Séleucos Ier, Nicator fondateur de l'empire séleucide

Séleucos Ier au cours des 12 ans de son règne (de -299 à -287) a fondé une capitale digne de sa stature, nommée Antioche d'après le nom de son père Antiochus. Il a également porté ses efforts sur la création d'une grande armée permanente, et partagé son empire en 72 satrapies pour en faciliter l'administration. Après une période de relations pacifiques, une rupture s'est produite entre Lysimaque et Séleucos qui a conduit à une guerre ouverte en -281. Même si Séleucos a réussi à vaincre son ancien ami et à conquérir son territoire à la bataille de Couroupédion, cela lui a coûté la vie puisqu’il a été assassiné à Lysimachia par Ptolémée Kéraunos, futur roi de Macédoine[11].

Après la mort de Séleucos, l'empire qu'il laissait dut affronter de nombreuses tentatives de destruction, aussi bien par des forces intérieures et que par des attaques extérieures. Antiochos Ier a repoussé avec succès une attaque de Gaulois, mais en -262 n’a pu vaincre le roi de Pergame, Eumène Ier, garant de l 'indépendance de Pergame[12]. Antiochos II surnommé Theos, ou «le divin», a été empoisonné par sa première épouse, qui à son tour a été empoisonnée par Bérénice Phernophorus, seconde épouse d’Antiochos et fille de Ptolémée III. Le fils d’Antiochos II né de sa première épouse, Séleucos II, est devenu roi de Perse après cette tragédie. Cette tournure des événements a mis Ptolémée III très en colère et l’a conduit à envahir l'empire (Troisième Guerre syrienne) en -246. Cette invasion a abouti à la victoire de Ptolémée III à Antioche et Séleucie, et à la cession des terres de Phrygie à Mithridate roi du Pont en -245 comme cadeau de mariage[13].

Parthie et Pergame avant l’année 200

Des événements survenus à l'est ont montré la fragilité de l'Empire séleucide comme la révolte inspirée par les Bactriens en Parthie sous la direction de son satrape Andragoras en -245 qui a conduit à la perte de territoires limitrophes de la Perse. Cela s'accompagna d'une invasion inattendue du nord de la Parthie par des nomades Parni en -238 et une occupation ultérieure de l'ensemble de la Parthie par un de leurs chefs, Tiridate[14]. Antiochos II Séleucides n'a pas réussi à mettre fin à la rébellion, et un nouveau royaume a donc été créé, l'Empire parthe, sous le règne du frère de Tiridate, Arsace. La Parthie s’est étendue jusqu’à l’Euphrate à l’apogée de sa puissance[11].

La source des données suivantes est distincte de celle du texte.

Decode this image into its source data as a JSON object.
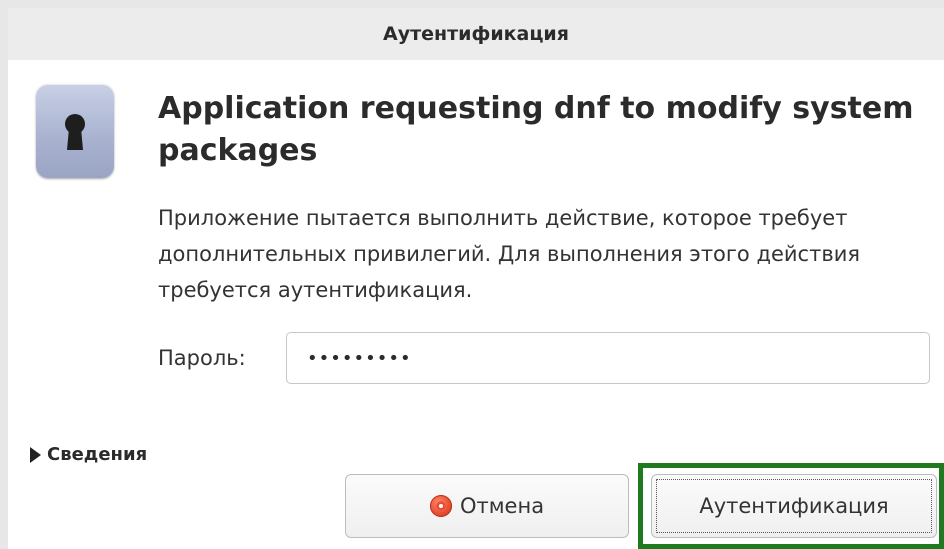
{
  "window": {
    "title": "Аутентификация"
  },
  "icons": {
    "dialog_icon": "keyhole-lock-icon",
    "cancel_icon": "cancel-stop-icon",
    "expander_icon": "triangle-right-icon"
  },
  "dialog": {
    "heading": "Application requesting dnf to modify system packages",
    "message": "Приложение пытается выполнить действие, которое требует дополнительных привилегий. Для выполнения этого действия требуется аутентификация.",
    "password_label": "Пароль:",
    "password_value": "•••••••••",
    "details_label": "Сведения",
    "cancel_label": "Отмена",
    "authenticate_label": "Аутентификация"
  },
  "colors": {
    "focus_highlight": "#1f7a1f",
    "icon_tile": "#aab4d1",
    "cancel_icon": "#e94e32"
  }
}
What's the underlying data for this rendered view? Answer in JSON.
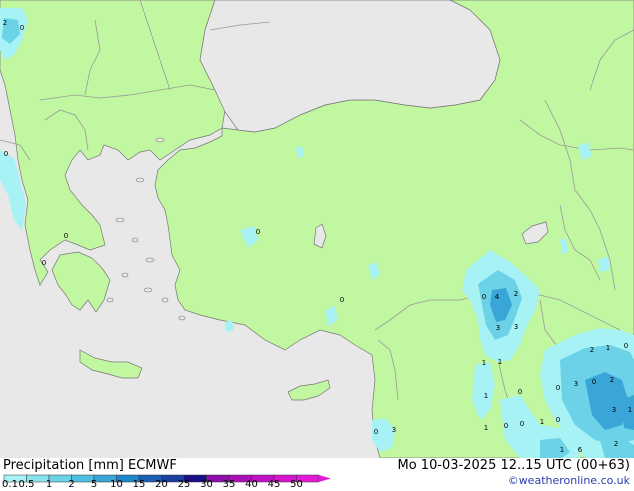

Le royaume de Pergame sous la dynastie des Attalides était un royaume indépendant constitué après le règne de Philétairos par son neveu Eumène Ier. Eumène étendit Pergame en annexant des parties de la Mysie et de l’Éolide, et s’installa solidement dans les ports d’Elaia et de Pitane. Attale Ier, successeur d’Eumène Ier, est intervenu en dehors des limites de Pergame. Il a refusé de payer tribut aux Galates et gagné une guerre contre eux en 230 avant notre ère, puis défait Antiochos Hiérax 3 ans plus tard afin de s'assurer le contrôle de l'Anatolie des Séleucides. La victoire ne serait pas durable puisque Séleucos III a plus tard rétabli son pouvoir sur l’empire, mais Attale a été autorisé à garder le contrôle des anciens territoires de Pergame[15].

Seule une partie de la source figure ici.